Anfang September 2025 geben die beteiligten Wissenschaftlerinnen und Wissenschaftler der Öffentlichkeit einen Einblick in ihre Arbeit. Denn nach Jahren der Vorbereitung und ersten Experimenten sind die Forschenden fast bereit für den Hauptakt, der im kommenden März über die Bühne gehen soll: die Aktivierung einer tektonischen Bruchzone im Gestein und damit die Auslösung von winzigen Erdbeben - quasi auf Knopfdruck.

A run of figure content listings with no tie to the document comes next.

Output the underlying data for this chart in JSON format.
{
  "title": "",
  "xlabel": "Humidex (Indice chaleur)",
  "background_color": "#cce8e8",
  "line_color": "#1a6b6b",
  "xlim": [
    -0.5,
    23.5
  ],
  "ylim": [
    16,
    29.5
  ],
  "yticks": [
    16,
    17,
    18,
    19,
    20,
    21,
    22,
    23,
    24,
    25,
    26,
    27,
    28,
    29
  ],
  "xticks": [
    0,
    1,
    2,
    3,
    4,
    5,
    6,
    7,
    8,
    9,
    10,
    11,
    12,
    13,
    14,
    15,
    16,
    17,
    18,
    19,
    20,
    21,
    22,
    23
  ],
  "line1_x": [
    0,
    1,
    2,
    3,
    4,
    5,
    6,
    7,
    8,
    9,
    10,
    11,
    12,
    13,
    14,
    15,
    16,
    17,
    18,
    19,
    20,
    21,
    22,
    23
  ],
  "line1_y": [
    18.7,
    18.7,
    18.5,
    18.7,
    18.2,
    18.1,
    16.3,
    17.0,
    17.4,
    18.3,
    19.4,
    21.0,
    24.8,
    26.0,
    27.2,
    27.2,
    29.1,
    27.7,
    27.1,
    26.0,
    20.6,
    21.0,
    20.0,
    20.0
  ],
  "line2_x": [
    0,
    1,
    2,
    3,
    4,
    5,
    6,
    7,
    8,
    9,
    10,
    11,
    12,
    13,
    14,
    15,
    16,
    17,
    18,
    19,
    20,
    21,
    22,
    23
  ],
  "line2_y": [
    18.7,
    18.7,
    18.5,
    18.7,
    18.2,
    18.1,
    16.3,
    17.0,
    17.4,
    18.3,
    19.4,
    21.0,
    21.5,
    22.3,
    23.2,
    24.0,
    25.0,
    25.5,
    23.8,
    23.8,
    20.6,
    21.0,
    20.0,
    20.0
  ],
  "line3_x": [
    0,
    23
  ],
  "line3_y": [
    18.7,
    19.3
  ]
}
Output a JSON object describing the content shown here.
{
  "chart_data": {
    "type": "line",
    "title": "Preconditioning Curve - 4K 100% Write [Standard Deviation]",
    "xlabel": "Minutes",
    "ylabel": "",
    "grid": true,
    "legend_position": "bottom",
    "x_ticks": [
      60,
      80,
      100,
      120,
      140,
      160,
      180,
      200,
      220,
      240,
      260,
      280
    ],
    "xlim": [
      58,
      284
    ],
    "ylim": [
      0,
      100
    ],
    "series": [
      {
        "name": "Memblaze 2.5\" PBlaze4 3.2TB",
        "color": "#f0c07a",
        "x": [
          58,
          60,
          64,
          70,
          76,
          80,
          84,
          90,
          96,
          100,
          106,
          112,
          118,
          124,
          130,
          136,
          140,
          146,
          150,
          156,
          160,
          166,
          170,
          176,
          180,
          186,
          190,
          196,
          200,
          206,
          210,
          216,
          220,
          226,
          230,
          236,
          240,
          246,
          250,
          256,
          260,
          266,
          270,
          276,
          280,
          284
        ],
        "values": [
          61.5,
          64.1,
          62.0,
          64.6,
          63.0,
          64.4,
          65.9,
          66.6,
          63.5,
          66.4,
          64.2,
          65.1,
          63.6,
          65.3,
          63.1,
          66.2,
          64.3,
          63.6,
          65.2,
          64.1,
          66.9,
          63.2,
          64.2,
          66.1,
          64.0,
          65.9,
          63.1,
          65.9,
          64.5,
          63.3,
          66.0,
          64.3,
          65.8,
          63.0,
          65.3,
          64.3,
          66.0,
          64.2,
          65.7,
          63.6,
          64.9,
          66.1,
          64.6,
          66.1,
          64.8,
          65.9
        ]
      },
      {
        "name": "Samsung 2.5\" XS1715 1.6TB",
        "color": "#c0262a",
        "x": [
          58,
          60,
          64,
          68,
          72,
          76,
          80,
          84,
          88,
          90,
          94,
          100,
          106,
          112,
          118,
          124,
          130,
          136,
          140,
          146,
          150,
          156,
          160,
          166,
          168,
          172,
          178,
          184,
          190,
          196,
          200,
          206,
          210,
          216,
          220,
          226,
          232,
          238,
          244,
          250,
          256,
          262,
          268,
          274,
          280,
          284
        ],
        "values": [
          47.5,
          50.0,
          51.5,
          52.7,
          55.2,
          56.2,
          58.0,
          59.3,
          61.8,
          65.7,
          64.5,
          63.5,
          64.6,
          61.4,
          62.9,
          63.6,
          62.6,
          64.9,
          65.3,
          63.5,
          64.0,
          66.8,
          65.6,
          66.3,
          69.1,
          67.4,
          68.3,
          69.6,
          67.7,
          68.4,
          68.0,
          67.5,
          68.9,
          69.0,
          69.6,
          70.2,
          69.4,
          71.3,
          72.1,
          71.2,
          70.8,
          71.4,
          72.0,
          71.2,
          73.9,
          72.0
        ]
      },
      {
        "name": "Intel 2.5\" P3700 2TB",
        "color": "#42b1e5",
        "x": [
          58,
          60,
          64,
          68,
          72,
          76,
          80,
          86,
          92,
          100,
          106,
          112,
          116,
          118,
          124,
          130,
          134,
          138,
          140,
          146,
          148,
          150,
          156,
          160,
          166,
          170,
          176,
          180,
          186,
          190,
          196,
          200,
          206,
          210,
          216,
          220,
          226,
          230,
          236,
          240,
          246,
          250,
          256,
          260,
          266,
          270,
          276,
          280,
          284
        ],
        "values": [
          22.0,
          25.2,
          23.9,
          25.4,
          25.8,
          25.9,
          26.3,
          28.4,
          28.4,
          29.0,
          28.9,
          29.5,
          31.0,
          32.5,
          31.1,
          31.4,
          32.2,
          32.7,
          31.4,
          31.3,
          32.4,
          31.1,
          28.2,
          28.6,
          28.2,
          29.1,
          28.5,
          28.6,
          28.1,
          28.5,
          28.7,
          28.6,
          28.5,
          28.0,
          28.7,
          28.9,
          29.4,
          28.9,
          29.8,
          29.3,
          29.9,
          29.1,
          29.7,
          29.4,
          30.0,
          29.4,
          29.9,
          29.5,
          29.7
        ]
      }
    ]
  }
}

Im Festzelt warten bereits die Forschenden, alle in gelben Arbeitskleidern, der Helm leuchtet hellgelb, die Jacke, die Hose. Sie sehen aus wie Tunnelarbeiter und das sind sie gewissermassen auch. Sie bereiten die Gäste auf den Gang in den Berg vor. Alle erhalten einen Helm, eine Warnweste sowie eine Stabtaschenlampe. Und schliesslich ein Atemgerät im Format einer Handtasche. Im Notfall rettet dieses 4,5 Kilogramm schwere Gerät Leben: Es ermöglicht, eine Stunde lang zu atmen - genug Zeit, um zurück zum Stolleneingang zu flüchten. Oder zum Furka-Bahntunnel.

Roboter auf Mission

Dieser Text ist in der Ausgabe 25/04 des ETH-​​​​Magazins Globe erschienen.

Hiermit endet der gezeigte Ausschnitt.